Trescothick unsure about England comeback

Marcus Trescothick would not dismiss out of hand any request from England to make himself available for next week's Ashes decider.

Trescothick, 33, retired from international cricket in March 2008 after struggling with a stress-related illness, and has since reaffirmed his exile.



But if England were to come knocking in their search for stability and quality at the top of the order, for what amounts to a cup final against Australia at the Brit Oval, the Somerset left-hander would give it consideration.



England's brittle batting at Headingley led to Australia levelling the series at 1-1 last week and places are under scrutiny.



It has led to Trescothick, who has amassed 1,330 first-class runs at 78.23 this summer, being touted as a possible fill-in on a one-off basis.



Kent captain Rob Key has also been tipped to make a comeback for the must-win Test, and last night he said it would be his dream to win the Ashes.



England captain Andrew Strauss made a personal plea for Trescothick to make himself available for the World Twenty20 tournament earlier this summer but that rebuff should not be taken as a sign of what the response would be to an Ashes call.



"If I was asked, I don't know," admitted Trescothick. "If they threw questions at me, I would listen.
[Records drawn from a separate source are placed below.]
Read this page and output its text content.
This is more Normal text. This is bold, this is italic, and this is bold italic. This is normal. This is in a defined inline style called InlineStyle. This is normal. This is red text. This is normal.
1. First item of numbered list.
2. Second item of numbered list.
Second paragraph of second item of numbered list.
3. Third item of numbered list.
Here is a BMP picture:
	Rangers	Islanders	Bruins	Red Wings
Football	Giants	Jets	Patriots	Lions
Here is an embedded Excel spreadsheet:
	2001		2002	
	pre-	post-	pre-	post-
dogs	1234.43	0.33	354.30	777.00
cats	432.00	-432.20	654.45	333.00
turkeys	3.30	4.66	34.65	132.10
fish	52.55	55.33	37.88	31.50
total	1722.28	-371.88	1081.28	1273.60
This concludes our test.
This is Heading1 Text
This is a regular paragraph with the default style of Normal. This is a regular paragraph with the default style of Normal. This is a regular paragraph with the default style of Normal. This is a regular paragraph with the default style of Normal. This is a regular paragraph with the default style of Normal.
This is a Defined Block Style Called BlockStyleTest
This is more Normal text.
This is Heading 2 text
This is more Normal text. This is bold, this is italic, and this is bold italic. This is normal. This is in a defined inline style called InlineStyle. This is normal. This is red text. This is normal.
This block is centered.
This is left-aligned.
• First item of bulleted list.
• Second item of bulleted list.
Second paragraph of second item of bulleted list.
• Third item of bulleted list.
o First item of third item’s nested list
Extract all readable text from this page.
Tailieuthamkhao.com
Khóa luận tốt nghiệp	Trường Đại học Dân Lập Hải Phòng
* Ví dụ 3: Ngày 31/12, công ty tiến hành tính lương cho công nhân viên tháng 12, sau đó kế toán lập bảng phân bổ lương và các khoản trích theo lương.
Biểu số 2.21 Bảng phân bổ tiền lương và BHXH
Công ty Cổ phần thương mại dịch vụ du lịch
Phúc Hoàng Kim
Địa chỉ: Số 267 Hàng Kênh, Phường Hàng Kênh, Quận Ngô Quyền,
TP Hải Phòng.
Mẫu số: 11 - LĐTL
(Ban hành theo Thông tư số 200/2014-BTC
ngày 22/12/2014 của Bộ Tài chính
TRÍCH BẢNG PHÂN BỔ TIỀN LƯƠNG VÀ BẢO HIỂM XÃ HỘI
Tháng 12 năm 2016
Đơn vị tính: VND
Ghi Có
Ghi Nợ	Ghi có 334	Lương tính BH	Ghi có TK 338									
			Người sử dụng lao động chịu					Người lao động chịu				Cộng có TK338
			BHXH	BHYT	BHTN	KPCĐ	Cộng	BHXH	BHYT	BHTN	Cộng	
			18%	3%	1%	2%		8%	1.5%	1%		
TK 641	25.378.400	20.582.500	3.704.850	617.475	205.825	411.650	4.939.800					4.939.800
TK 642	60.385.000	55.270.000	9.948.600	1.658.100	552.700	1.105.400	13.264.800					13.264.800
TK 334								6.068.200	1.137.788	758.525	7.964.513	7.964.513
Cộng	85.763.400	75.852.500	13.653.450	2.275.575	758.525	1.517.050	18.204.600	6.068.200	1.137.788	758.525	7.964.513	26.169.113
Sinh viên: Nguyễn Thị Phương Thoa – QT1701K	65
But until they do I can't answer.



"I am just carrying on what I am doing at Somerset. Carrying on playing. Anything else is so hypothetical at the moment.



"It's always nice to be thought of. Of course it is. But people are talking about it more than I am thinking about it."



Trescothick did return to England action after quitting the 2006 tour of India with his stress-related condition but aborted the 2006-07 Ashes campaign following a relapse.



As revealed in his award-winning autobiography Coming Back To Me, being away from his family has been a long-standing problem and that would rule him out of playing abroad again.



However, England have sounded him out regarding a comeback more than once since his last appearance, most recently this April when Strauss was rebuffed.



"After taking everything into consideration, I reluctantly had to tell Strauss that playing for England again was just not possible," Trescothick said, four months ago.



"I had no choice but to say no.



"I might be wrong, but I still believe that if it was as simple as turning up and batting for England, I could do it and succeed.



"Playing cricket for England was the great ambition of my life and, until I became ill, I loved everything about it, so not being able to do so now is a source of great regret.



"I miss the buzz and the stage and the chance to put my ability to the sternest test, and I'd be lying if I said I haven't thought about it often."



Trescothick, the country's leading run-scorer this summer, has experience of defeating Australia in 2005 and has an average of 62 in seven Tests at the Oval.



Crucially, that return of 687 runs includes a double hundred in a winning cause and must-win match against South Africa in 2003.



His 76th and last Test was also in south London - the forfeited affair with Pakistan three years ago.



Key told BBC Radio Five Live last night: "It's just a bonus if I did get to play because it's an opportunity really and if I didn't get any runs I'd probably end up going back to county cricket and nothing much would be different.



"It's something you dream about doing, coming in for one game and potentially trying to win the Ashes. It would just be fantastic."